Nation Shall Speak Unto Nation
— 11th April 2003
I hate the way people talk about countries. The idea that you can group all those people together and say absolutely anything about them at all as a group is such rubbish. It’s so depressingly simple, so lazy, so utterly utterly wrong (I mean logically here as much as morally) and yet we just can’t stop can we. We love it. Like kids racing up the steps to take another slide down the nicely slippery surface, all ready and prepared for us, no effort required at all.

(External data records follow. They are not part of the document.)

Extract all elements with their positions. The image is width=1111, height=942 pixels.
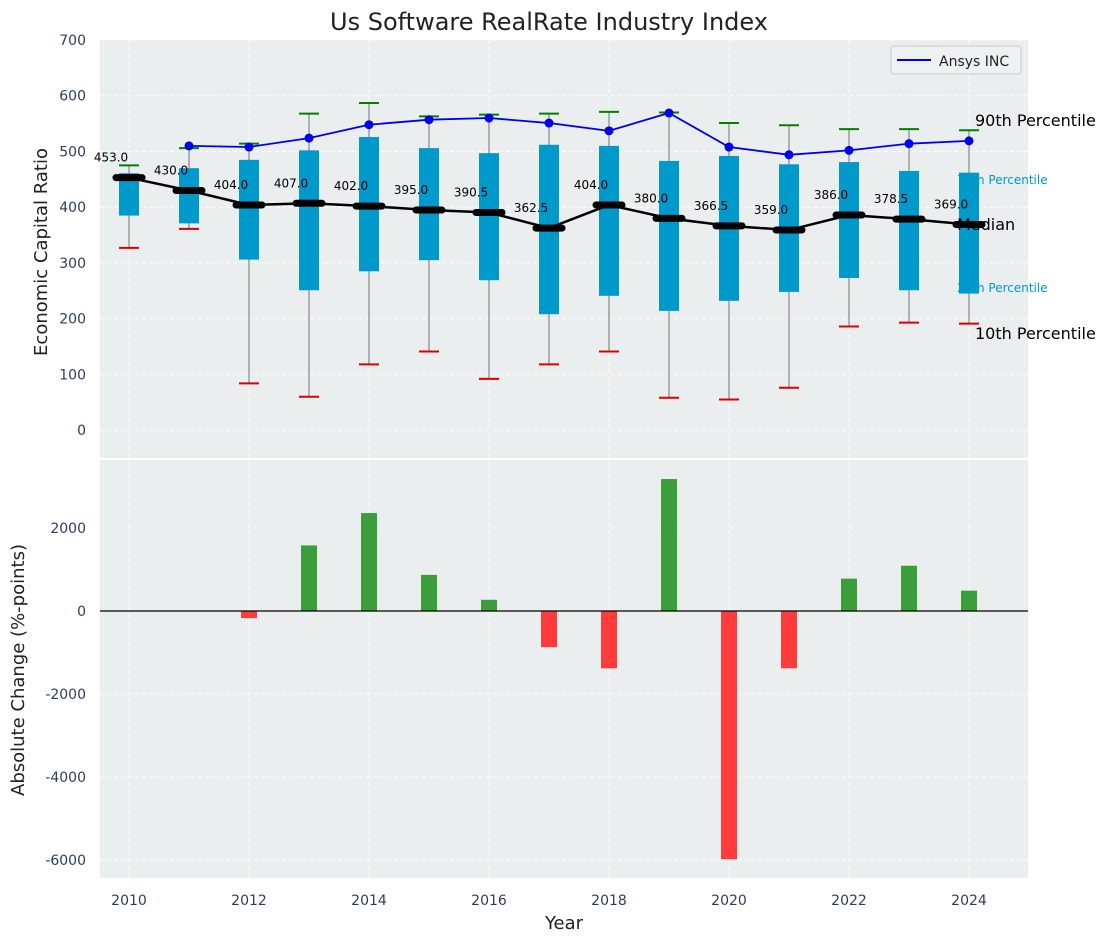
iqr-box (839, 162, 859, 278)
top-y-tick-label: 300 (59, 256, 86, 272)
iqr-box (659, 160, 679, 311)
legend-company-label: Ansys INC (939, 54, 1009, 70)
bottom-y-axis-label: Absolute Change (%-points) (8, 544, 29, 796)
median-value-label: 430.0 (154, 163, 188, 177)
chart-title: Us Software RealRate Industry Index (330, 8, 768, 36)
change-bar-panel: -6000 -4000 -2000 0 2000 2010 2012 2014 2016 2018… (45, 460, 1028, 909)
change-bar (961, 590, 977, 611)
median-value-label: 395.0 (394, 183, 428, 197)
median-value-label: 390.5 (454, 185, 488, 199)
change-bar (421, 574, 437, 611)
top-y-tick-label: 200 (59, 312, 86, 328)
iqr-box (179, 168, 199, 224)
top-y-tick-label: 100 (59, 367, 86, 383)
company-point (664, 108, 674, 118)
iqr-box (299, 150, 319, 291)
bottom-y-tick-label: 0 (77, 604, 86, 620)
company-point (544, 118, 554, 128)
iqr-box (959, 172, 979, 294)
annotation-p25: 25th Percentile (957, 281, 1048, 295)
median-value-label: 366.5 (694, 199, 728, 213)
x-tick-label: 2012 (231, 893, 267, 909)
change-bar (241, 611, 257, 619)
company-line (188, 112, 970, 156)
top-y-tick-label: 700 (59, 33, 86, 49)
median-value-label: 453.0 (94, 151, 128, 165)
iqr-box (599, 145, 619, 296)
iqr-box (899, 170, 919, 291)
x-tick-label: 2018 (591, 893, 627, 909)
top-y-tick-label: 400 (59, 200, 86, 216)
x-tick-label: 2022 (831, 893, 867, 909)
change-bar (301, 545, 317, 611)
change-bar (481, 599, 497, 611)
x-tick-label: 2020 (711, 893, 747, 909)
median-value-label: 404.0 (214, 178, 248, 192)
box-plot-panel: 0 100 200 300 400 500 600 700 453.0 430.0 404.0 407… (59, 33, 1096, 458)
company-point (724, 142, 734, 152)
change-bar (541, 611, 557, 648)
company-point (604, 126, 614, 136)
company-point (244, 142, 254, 152)
x-tick-label: 2010 (111, 893, 147, 909)
top-y-tick-label: 600 (59, 89, 86, 105)
legend-box (890, 45, 1022, 75)
median-value-label: 386.0 (814, 188, 848, 202)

The Americans are attacking the Iraqis, the British are helping, the French and the Germans are against it. The Americans are now warning the Syrians, the Turks and the Kurds to behave. Even when we take the huge effort to separate the regime of Saddam from the people it’s terrorised for years we make no effort whatsoever to distinguish between those people their different needs and expectations. It’s the McDonalds approach to to international politics - one solution fits all.
I know that time and language don’t often stretch to presenting everyone’s stories individually and that’s the nature of the global situation we find ourselves in, but it’s not that I object to. It’s the reduction of politics, war, even our view of history to such simplified and bite-sized chunks that it begins to become meaningless. Like using a computer program to reduce the entire works of Shakespeare to five ‘representative’ words. It might be helpful in reducing the size, it makes it quicker to tell people, easier to e-mail around to your friends, simpler to copy and paste into your mind and to reproduce at parties, but it is so far removed from reality as to become useless.
And yet we rely on it, have relied on it, so much, so unquestioningly. The Germans lost the First and Second world wars, the Americans dropped the H-Bomb on the Japanese, the French like cheese and surrendered. The Greeks invented philosophy, the Russians embraced Communism, the British ruled the World (once). No, No, No!!!
It’s probably been said before, much better, more more eloquently, it’s bound to be said again. I just wanted to say it. To have said it.
Christ I’ve got nothing better to say.